If, on the other hand, there came cliffs across the trail which Buck could not make his way down, around which they could not go—why, then, it was as well to have the way open this way. For Sheldon had no thought to desert the horse, without which just now he’d make far better time.

It was the hardest day he had had. That means that half a dozen times between dawn and dark the man hesitated, on the verge of turning back. Alone, he could have gone on, and with twice the speed; leading Buck, he wondered many a time if he could push on another mile without rewarding his horse with a broken leg. And yet, being a man who disliked turning back, and having to do with a horse that put all of his faith in his master unquestioningly, he put another ten miles between him and Belle Fortune that long, hard day.

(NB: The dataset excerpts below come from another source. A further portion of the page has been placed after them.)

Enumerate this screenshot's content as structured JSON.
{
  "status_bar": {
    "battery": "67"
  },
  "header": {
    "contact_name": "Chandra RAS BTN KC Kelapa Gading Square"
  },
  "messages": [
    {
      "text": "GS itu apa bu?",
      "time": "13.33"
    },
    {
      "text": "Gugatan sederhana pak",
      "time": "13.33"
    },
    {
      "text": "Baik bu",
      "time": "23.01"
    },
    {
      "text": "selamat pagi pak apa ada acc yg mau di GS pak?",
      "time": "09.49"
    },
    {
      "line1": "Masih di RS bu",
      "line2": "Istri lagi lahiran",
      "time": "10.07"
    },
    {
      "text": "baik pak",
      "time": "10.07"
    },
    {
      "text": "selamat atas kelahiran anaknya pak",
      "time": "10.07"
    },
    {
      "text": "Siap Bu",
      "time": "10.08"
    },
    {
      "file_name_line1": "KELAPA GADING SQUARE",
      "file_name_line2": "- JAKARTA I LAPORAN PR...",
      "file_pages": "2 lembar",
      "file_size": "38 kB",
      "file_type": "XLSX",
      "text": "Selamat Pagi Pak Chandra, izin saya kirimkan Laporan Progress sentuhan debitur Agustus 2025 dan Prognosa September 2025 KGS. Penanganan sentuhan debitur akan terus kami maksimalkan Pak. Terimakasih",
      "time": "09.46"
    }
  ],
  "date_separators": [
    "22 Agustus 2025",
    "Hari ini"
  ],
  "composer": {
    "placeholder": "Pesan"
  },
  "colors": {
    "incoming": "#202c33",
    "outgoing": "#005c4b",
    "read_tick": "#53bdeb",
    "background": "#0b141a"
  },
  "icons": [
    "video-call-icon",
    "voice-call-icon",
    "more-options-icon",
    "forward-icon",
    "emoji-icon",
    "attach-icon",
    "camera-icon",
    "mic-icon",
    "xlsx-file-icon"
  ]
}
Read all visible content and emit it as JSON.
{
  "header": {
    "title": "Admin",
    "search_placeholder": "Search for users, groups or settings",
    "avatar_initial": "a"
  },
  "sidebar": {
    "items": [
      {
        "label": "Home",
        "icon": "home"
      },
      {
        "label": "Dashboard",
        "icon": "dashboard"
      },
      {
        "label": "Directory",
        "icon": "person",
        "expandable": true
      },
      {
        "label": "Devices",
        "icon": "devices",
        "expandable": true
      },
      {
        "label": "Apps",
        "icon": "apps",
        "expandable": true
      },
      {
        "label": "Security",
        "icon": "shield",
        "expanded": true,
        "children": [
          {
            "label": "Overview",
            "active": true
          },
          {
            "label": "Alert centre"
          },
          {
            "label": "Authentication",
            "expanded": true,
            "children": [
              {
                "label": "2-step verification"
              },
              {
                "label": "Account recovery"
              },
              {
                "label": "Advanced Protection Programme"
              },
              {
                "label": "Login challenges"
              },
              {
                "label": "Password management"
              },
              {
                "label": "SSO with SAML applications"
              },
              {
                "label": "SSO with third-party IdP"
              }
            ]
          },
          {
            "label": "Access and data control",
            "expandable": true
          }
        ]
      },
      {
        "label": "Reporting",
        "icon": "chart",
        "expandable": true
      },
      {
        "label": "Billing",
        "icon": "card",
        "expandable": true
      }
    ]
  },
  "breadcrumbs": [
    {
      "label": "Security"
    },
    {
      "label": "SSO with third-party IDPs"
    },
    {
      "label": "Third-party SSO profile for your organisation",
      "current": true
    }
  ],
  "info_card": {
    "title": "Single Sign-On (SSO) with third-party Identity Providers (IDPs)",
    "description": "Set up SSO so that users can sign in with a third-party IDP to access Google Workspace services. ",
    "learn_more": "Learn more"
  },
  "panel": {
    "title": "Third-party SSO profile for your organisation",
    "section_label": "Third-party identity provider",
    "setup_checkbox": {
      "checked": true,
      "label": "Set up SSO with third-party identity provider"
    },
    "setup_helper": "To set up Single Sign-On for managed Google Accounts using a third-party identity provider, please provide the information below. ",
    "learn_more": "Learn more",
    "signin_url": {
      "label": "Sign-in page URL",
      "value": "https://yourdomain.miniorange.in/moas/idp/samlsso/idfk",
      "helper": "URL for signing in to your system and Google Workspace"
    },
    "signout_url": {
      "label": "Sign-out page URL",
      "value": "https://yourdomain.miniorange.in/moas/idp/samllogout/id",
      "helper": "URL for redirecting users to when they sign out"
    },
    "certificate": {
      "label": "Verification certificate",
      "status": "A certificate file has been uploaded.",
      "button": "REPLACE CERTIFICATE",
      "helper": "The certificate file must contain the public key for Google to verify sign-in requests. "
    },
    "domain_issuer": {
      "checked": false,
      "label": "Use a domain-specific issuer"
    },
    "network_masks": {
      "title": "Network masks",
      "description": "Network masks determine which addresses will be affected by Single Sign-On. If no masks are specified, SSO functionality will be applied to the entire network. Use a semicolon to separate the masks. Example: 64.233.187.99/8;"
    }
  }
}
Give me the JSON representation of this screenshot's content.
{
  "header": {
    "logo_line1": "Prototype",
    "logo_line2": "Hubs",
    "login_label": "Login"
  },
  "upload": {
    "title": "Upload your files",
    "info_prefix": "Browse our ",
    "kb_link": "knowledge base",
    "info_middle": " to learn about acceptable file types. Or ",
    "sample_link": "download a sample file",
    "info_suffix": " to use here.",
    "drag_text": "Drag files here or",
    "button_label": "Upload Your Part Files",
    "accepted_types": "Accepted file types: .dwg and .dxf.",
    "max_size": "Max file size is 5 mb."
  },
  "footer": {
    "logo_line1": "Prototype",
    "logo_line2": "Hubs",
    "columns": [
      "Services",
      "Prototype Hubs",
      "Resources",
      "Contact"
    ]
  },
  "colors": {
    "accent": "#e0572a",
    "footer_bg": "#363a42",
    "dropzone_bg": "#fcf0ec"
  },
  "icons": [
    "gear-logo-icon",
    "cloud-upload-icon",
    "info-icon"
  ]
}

In the afternoon he was forced to leave the creek which was rapidly growing into a river which shot shouting down through a rocky gorge, narrow and steep-sided. As the stream began turning off to the west Sheldon climbed out of its cañon made a wide détour to avoid a string of bare peaks lifting against the northern sky-line, and made a slow and difficult way over the ridge. In a sort of saddle he left his panting horse, while he clambered to a spire of rock lifted a score of feet above the pass.

He could look back from here and see the stream he had left. Here and there he caught a glimpse of the water, slipping away between the trees or flashing over a boulder as it sped down toward the gorge. He was glad that he had turned aside as soon as he had done; there would have been no getting out of that chasm unless a man came back here, and he had lost enough time as it was.